After selling fruits for 6-7-months, Mita tried her hand at selling fish for some time before shifting to selling bangles and cosmetics. She leaves at 7am in the morning and is back by 6pm. “My earnings are about Rs 150-200 per day. It is enough to start me off, and I want to add to my effort by buying a handcart later, when I am more set in my new profession,” she says, gingerly showing us the colourful bangles in her basket.

And what if she or her husband face any medical emergency? “Oh, then I just sit it out or, if it really gets worse, borrow from the mahajan (moneylender) by paying an interest of Rs 10 for every Rs 100 borrowed.

But it the worst during festivals: sometimes, I just sit and cry because we can never celebrate.”

To source the bangles, Mita travels 2-km to Yousufpur, where small traders sell at wholesale prices. “But they don’t give credit – it is always an all-cash transaction, to be paid immediately,” she says.

When I started selling bangles, many women I knew who were still working as manual scavengers, told me they could not bring themselves to make the change. To them I always say “If you can carry 10-kilos of human excreta on your head everyday, then you can also carry 10-kilos of bangles”.

Now that she is aware of her rights, says Saifullah Khan, Town Area Coordinator, Mita has been asking why, at the panchayat level, safai karamchari’s (sanitation workers) were appointed from other castes but castes like hers – Rawat and Swacchakar, for example – was not included.

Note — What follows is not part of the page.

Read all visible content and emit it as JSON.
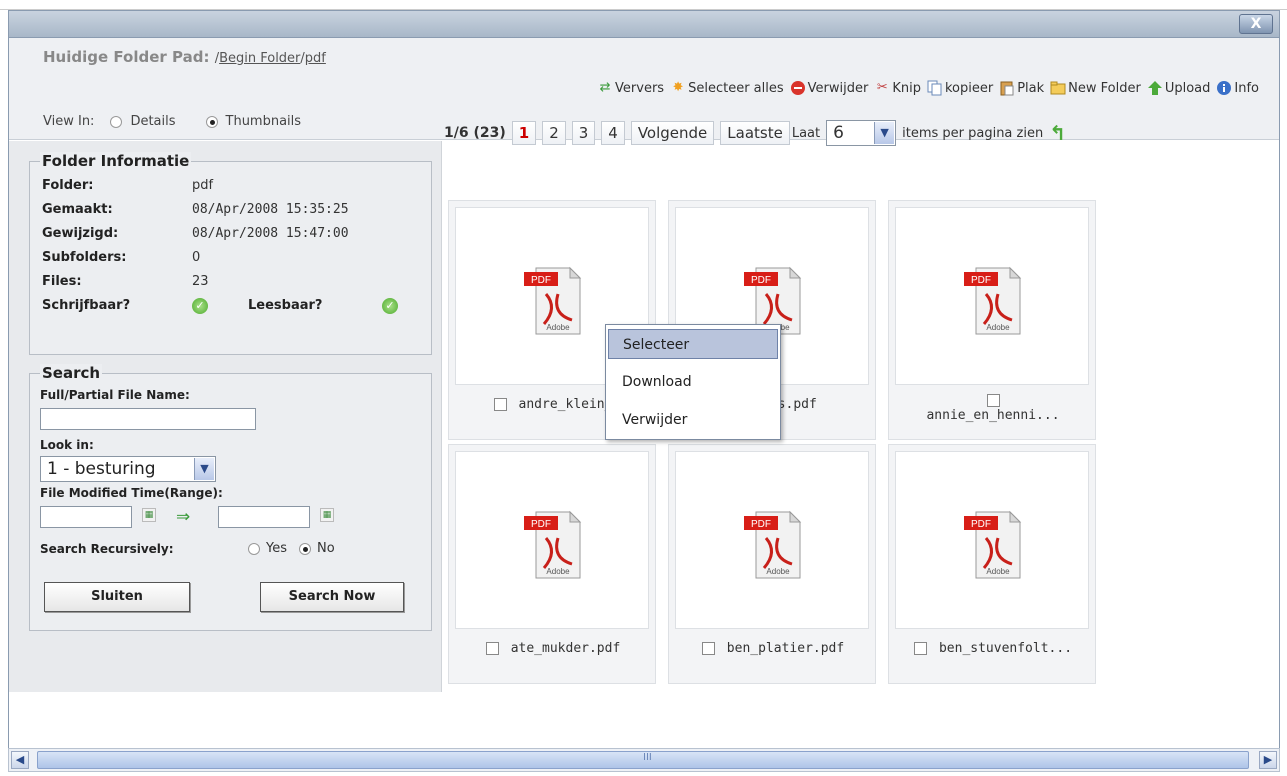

Then there are the old mindsets she must constantly battle. Says Anil Kumar, Programme Coordinator “Her neighbor – a Pandit – does not allow her to tie a rope to his boundary wall because he considers her ‘untouchable’ and says even the nail will ‘pollute’ his house. When she confronts him, he retorts “what is you caste that you even dare speak to me?” He does not even give her water in a crisis; on most days, he cleans his house and lets the water run in the street and collect near her gate, making walking difficult, especially for her old husband. He thinks nothing of throwing garbage or dirty water in front of her house. He says without batting an eyelid that he will keep on harassing her till she runs away. On many occasions, he has even cut her electricity connection so she is forced to go away. The price of her small plot is now Rs 25-lakh. We give her strength and tell her – even this will pass.”

Usha Yadav says as PACS tackles the challenge of untouchability and strives to secure livelihoods for the poor, small successes like that of Mita Rawat demonstrate the possibilities of enabling manual scavenger communities to generate sustainable livelihoods and self-employment for their families and make inclusive and equitable development a reality for many like her.